While several newspapers attempted to calm public fears of the imminent end of the world, others explicitly described the connection between sunspots and weather patterns. An article in the Perth Courier stated:
It is in an undoubted fact that, during the whole season, the weather has been uniformly coldest, at least in this country, when the largest spots were turned towards the earth; and, indeed, if it be admitted that the Sun is the principal source of heat to the planets which revolve around him, that whatever affects the splendour of his atmosphere… must affect, in a corresponding degree, the temperature of these bodies.
The idea that sunspots could influence the climate had recently been advanced by the astronomer and discoverer of Uranus, William Herschel. In 1801, Herschel had presented a study to the Royal Society that compared grain prices from Adam Smith’s The Wealth of Nations to his own 40-year record of sunspot activity. He concluded that there was a probable link between the number of sunspots and the harvests. Though ridiculed by some of his peers, Herschel’s ideas remained popular for much of the 19th century and may have influenced the response to the events of 1816.
As doomsday approached, the panic reached fever-pitch with riots breaking out across Europe. In Austria, troops were drafted in to control anxious crowds, while newspapers speculated that the ‘prophecy’ of the death of the Sun had been spread to provoke revolution.
In France, the government was so concerned by the public mood that they produced pamphlets explaining that the sunspots were harmless. According to reports, one maidservant became so distressed at the prospect of the end of the world that she committed suicide.
In the end, the 18th July came and went, and the Sun continued to shine.
Nevertheless, the anxious mood persisted and the following months proved to be extremely challenging for the people of Europe and North America. The corn crop failed in the Eastern United States, driving subsistence farmers to seek better conditions further to the west. In Ireland, the famine triggered a typhus outbreak, which soon spread to the rest of the British Isles and killed over 65,000 people.
So, if the Sun wasn’t to blame for the terrible summer of 1816, what was?
It turns out the cold summer was actually the delayed result of the eruption of Mount Tambora in the Dutch East Indies. Between the 5th and 12th April 1815, the most powerful volcanic eruption in recorded history shattered the island of Sumbawa.

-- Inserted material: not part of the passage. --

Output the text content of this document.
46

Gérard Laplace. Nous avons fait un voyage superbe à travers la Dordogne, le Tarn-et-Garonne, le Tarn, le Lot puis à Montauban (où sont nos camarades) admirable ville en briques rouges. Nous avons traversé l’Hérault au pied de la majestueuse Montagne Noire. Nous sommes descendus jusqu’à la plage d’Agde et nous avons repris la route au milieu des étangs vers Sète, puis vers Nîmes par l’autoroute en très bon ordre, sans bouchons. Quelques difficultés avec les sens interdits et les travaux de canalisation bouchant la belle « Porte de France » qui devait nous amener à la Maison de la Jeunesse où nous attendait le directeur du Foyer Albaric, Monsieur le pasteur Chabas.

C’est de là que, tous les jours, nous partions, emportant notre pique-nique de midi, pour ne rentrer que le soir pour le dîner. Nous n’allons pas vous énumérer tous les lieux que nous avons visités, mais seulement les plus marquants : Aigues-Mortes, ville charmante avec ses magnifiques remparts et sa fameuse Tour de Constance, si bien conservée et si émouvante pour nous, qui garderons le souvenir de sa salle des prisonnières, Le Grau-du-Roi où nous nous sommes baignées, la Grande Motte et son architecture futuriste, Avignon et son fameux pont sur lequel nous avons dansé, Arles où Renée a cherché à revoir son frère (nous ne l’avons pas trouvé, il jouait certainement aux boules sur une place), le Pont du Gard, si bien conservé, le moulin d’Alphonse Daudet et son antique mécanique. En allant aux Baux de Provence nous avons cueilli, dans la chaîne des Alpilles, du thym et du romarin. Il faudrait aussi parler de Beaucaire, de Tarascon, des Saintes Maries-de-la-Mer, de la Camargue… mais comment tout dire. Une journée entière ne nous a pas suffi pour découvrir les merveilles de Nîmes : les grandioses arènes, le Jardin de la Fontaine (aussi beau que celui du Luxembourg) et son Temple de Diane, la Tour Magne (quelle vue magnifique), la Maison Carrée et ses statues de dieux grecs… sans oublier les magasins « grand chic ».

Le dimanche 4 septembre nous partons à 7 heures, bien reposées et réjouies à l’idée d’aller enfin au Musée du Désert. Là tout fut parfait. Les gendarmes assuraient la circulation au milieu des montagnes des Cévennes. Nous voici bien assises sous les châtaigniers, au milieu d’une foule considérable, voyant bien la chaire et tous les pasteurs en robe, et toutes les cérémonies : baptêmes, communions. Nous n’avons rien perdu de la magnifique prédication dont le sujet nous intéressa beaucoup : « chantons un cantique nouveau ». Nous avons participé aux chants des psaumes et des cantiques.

As Tambora erupted, rock, ash and dust were blasted into the atmosphere, raining death and destruction across hundreds of miles. Of the 12,000 inhabitants of the island, a mere 26 survived.
Over the following year, the dust and volcanic gas spread across the globe, dimming the Sun and causing temperatures to drop in some regions by several degrees. An aerosol of volcanic particles produced strange yellow hazes and lurid sunsets.
Some think these lighting conditions are reflected in the paintings of William Turner, particularly Chichester Canal (though they could also be the result of the eye-damage that Turner suffered from staring directly at the Sun; a practice thought to help relax the eyes).
This remarkable episode highlights just how dependent we are on the Sun. Tambora’s eruption led to a relatively tiny reduction in the amount of sunlight reaching the Earth’s surface, and yet the impact in Europe and North America was dramatic. Byron’s poetry may paint a fantastical picture but in 1816 the prospect of a world without the Sun seemed terrifyingly real.